I have heard it in their giggles as they chase me around the park.
I have met it each morning as I walk into the school amongst a chorus of “Hannah!! Hannah!”
There is beauty in Monte Plata.
There is a future for Monte Plata.
And it lies in the potential of these children.
When I really take the time to look at the many sweet children I have met in the Dominican Republic, I feel like my heart is being broken into a thousand little pieces and each piece is being left with one of these children.
My heart breaks as I know that once I leave, their life will continue on.
I will go back to my queen sized bed, my loving family, my full pantry, and my American Eagle jeans. I will return to a fast paced city with even faster paced people who are often more concerned with the way we look than the condition of our souls.
Do we ever stop to think about the child starving just a plane ride away?
Two weeks from right now, I will be home.
Two weeks from now, I will be in my warm home surrounded by my sweet family and probably eating all of the food I’ve “missed so much.”
But my sweet friends here will continue on with their lives….just as I see them now.
Tonight, I write this from my little room in Monte Plata.
My little room is at the back of a small house on a dusty street in Monte Plata.
I can hear loud Bachata music all night long, roosters wake me up far too early, and I sometimes wake up to find a cockroach on my floor. (I attempted to throw a gym shoe at one, but the cockroach escaped unscathed.)
The heat in the little house is stifling and I begin sweating only moments after I get out of my cold shower.
My room has cobwebs and spiders in nearly every corner and I even taped sheets up over the windows so I don’t have to look at the bugs crawling around on the screen just inches from my pillow.
But I have grown to love my little room in Monte Plata.
Because there are 189 children who attend the school right outside my door, and they are in desperate need of love.
I was the person God sent to love them this week.
Nothing is going to stop me from loving them with everything I have.
These children may never know the loving touch of a father when they get home from school, or the kind words of a friend when their grandpa dies, or the gentle kiss of mother when they pinch their finger.

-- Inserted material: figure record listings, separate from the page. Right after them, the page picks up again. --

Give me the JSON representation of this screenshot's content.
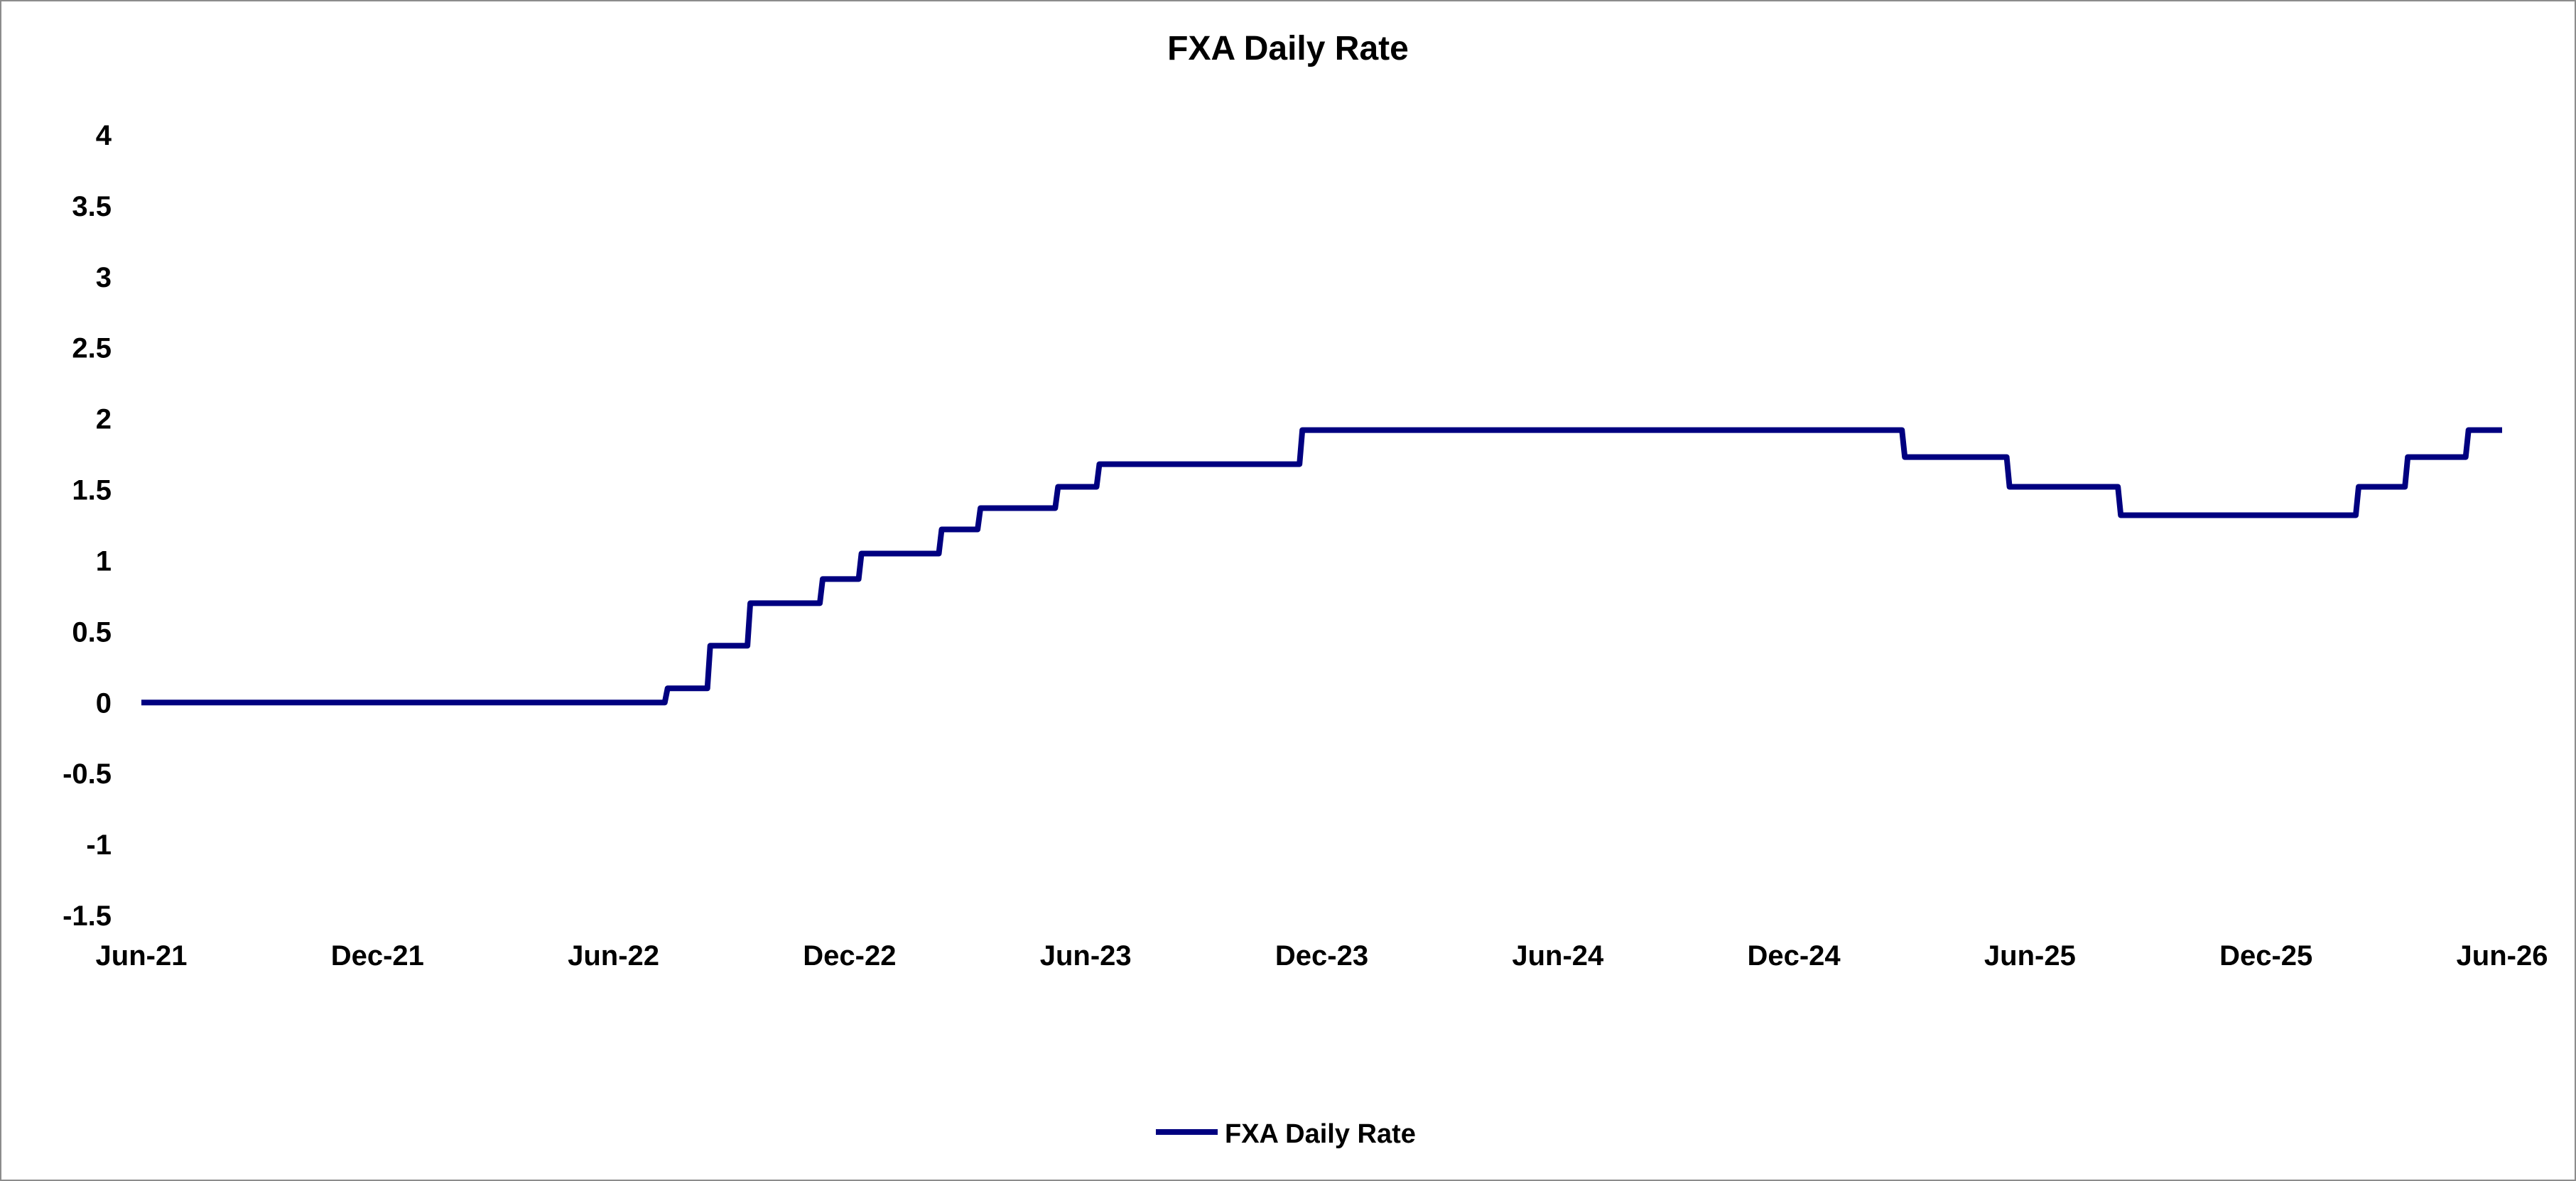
{
  "chart_data": {
    "type": "line",
    "title": "FXA Daily Rate",
    "xlabel": "",
    "ylabel": "",
    "x_ticks": [
      "Jun-21",
      "Dec-21",
      "Jun-22",
      "Dec-22",
      "Jun-23",
      "Dec-23",
      "Jun-24",
      "Dec-24",
      "Jun-25",
      "Dec-25",
      "Jun-26"
    ],
    "y_ticks": [
      "4",
      "3.5",
      "3",
      "2.5",
      "2",
      "1.5",
      "1",
      "0.5",
      "0",
      "-0.5",
      "-1",
      "-1.5"
    ],
    "ylim": [
      -1.5,
      4
    ],
    "xlim": [
      "2021-06-01",
      "2026-06-01"
    ],
    "grid": false,
    "legend_position": "bottom",
    "series": [
      {
        "name": "FXA Daily Rate",
        "color": "#000080",
        "x": [
          "2021-06-01",
          "2022-07-13",
          "2022-08-15",
          "2022-09-15",
          "2022-11-10",
          "2022-12-10",
          "2023-02-10",
          "2023-03-12",
          "2023-05-11",
          "2023-06-12",
          "2023-11-16",
          "2025-02-24",
          "2025-05-16",
          "2025-08-10",
          "2026-02-10",
          "2026-03-20",
          "2026-05-06",
          "2026-06-01"
        ],
        "values": [
          0,
          0.1,
          0.4,
          0.7,
          0.87,
          1.05,
          1.22,
          1.37,
          1.52,
          1.68,
          1.92,
          1.73,
          1.52,
          1.32,
          1.52,
          1.73,
          1.92,
          1.92
        ]
      }
    ]
  }
}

They may never experience a tangible picture of the immense love God has for each of their precious lives.
But I grew up with all of that and more.
So the least I can do is brave the bugs and the heat and the music and the roosters so I can love on these precious children.
God doesn’t call us to fix the problems of the world in a day.
But He does tell us to care for the least of these.
My heart will forever be broken because of my time in the Dominican Republic.
And I wouldn’t have it any other way.